Rodzice przyjechali po mnie o 19 i zabrali mnie do domu. W ogóle nie mam humoru ani ochoty na nic. Lekarz dał mi zwolnienie ze szkoły do końca tygodnia, aby mój organizm wypoczął w stu procentach. Leżałam w łóżku i jak idiotka wgapiałam się w telefon z myślą, że zaraz dostanę wiadomość od Nialla, że się obudził i wszystko jest już dobrze. Na zagarku widnieje północ, a ja nadal nie mogę spać.

-Muszę go zobaczyć.- powiedziałam sama do siebie i wstałam z łóżka. Ubrałam czarne dresy, tego samego koloru bluzę ze zdjęciem Kylie Jenner i bomberkę. Na nogi założyłam moje stare air maxy i związałam włosy w wysokiego kucyka. Wyszłam po cichu z domu, ale jeszcze wzięłam kluczyki od samochodu mojej mamy. Mam prawo jazdy, ale rodzice nie chcą mi kupić samochodu, bo mam za źle oceny. Teraz tym bardziej mi go nie kupią po tym wypadku, ale coż.
Wsiadłam do samochodu najciszej jak się da i wyjechałam z podjazdu. Pod szpitalem byłam 20 minut później. Godziny widzeń kończą się o godzinie 22, więc nie wiem jak tam wejdę. Pojechałam windą na pierwsze piętro i niezauważalnie weszłam do sali Nialla. Nic się nie zmieniło, ciągle wyglądał tak samo.

-Chciałabym teraz usłyszeć twój głos, twoje głupie i zboczone teksty. Chciałabym, żebyś znowu wpadł na jakiś głupi pomysł, chronił mnie w swoich ramionach, całował. Kocham w tobie te najmniej istotne rzeczy.
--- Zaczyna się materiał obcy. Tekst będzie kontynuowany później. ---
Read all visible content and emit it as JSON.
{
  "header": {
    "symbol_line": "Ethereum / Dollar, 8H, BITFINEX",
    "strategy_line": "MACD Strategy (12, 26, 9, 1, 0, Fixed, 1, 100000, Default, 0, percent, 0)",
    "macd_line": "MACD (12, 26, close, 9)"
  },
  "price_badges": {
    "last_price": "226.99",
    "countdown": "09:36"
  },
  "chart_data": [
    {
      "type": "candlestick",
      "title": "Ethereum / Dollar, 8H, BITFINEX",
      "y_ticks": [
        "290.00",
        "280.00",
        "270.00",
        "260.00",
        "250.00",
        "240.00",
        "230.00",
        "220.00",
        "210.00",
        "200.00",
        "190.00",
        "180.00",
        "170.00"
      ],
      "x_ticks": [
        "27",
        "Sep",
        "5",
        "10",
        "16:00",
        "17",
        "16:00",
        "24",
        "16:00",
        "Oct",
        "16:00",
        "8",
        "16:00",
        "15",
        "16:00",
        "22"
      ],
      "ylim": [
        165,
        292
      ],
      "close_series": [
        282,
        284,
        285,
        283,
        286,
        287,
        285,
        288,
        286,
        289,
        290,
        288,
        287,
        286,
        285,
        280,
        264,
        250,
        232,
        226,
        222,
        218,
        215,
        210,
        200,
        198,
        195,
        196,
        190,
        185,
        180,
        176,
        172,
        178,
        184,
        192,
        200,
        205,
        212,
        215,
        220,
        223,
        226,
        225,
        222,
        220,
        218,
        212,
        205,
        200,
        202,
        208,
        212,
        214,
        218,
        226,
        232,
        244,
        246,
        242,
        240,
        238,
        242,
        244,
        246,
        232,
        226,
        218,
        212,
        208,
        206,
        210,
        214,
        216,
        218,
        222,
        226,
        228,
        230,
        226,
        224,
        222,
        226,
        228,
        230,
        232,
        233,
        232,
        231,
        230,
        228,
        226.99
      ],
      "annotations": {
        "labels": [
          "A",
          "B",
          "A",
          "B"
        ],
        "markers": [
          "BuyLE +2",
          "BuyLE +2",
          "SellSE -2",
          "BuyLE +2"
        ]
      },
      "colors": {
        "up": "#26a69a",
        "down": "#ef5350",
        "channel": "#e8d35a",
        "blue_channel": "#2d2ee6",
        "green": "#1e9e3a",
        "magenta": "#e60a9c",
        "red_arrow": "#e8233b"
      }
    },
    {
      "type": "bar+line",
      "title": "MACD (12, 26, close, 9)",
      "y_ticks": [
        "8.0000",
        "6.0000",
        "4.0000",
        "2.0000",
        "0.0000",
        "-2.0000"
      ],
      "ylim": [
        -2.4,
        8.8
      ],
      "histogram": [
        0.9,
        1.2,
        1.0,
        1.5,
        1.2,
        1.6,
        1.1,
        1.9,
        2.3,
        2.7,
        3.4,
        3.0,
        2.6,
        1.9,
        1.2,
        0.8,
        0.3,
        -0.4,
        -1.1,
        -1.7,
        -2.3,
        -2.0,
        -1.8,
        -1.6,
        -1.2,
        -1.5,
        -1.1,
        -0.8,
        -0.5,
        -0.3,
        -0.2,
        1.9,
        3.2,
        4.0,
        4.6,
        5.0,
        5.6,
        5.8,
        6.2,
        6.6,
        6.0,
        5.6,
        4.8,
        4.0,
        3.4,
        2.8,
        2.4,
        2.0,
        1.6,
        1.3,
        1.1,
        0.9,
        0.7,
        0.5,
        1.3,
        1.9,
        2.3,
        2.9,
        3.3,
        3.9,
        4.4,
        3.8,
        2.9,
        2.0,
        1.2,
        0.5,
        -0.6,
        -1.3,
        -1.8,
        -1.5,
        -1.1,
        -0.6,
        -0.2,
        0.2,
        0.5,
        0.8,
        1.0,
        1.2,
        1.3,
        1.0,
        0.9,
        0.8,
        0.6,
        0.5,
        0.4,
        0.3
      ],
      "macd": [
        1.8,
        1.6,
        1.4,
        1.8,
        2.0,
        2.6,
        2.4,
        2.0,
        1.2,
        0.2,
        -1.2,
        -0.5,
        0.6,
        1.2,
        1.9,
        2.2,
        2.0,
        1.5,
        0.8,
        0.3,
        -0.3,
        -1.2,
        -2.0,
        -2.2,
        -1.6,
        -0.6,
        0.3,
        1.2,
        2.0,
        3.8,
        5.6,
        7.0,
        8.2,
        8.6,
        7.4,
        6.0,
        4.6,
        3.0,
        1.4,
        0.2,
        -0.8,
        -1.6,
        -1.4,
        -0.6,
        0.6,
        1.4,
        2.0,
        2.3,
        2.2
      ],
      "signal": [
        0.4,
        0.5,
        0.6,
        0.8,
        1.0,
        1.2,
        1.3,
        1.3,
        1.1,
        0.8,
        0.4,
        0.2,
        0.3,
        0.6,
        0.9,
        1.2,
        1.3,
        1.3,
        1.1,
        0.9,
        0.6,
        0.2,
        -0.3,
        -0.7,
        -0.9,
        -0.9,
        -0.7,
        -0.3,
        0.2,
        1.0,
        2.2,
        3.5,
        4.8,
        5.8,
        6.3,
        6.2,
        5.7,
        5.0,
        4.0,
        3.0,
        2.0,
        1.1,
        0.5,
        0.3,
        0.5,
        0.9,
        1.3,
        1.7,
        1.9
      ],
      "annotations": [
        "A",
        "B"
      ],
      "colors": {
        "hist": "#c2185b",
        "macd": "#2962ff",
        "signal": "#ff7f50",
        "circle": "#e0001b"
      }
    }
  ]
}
Kocham jak się uśmiechasz, przewracasz oczami, gdy cię irytuję, kocham kiedy marszczysz czoło i tak śmiesznie zwężają ci sie oczy w nerwach. Kocham to, że w swojej przeciętności jesteś wyjątkowy. Dla mnie jesteś wyjątkowy. Może nje odwzajemniasz mojego uczucia i jestem dla ciebie nic nie warta, ale pamiętaj, że moje serce należy do ciebie i badzie tak jeszcze długo.- gdy do niego mówiłam, trzymałam ciągle jego dłoń. W pewnym momencie do sali weszła pielęgniarka, a ja myślałam, że zaraz będzie jakaś afera, jednak bardzo się pomyliłam.

-Przepraszam panią, ale siedzi pani tu już pół godziny. Zaraz ktoś tu panią znajdzie i może byc nieprzyjemnie.- powiedziała z miłym uśmiechem.

-Um, ja przepraszam, skąd pani..- byłam zdezorientowana, bo skąd ona wiedziała, że tu jestem.

-Widziałam jak tu wchodziłaś. Musisz go naprawdę mocno kochać, skoro wkradłaś się do szpitala. Gdyby znalazł cię tu ktoś nie zbyt miły mógłby nawet zadzwonić na policję.

-Tak, masz rację.- odwróciłam się w stronę chłopaka i uśmiechnęłam przez łzy.- Kocham go najbardziej na świecie.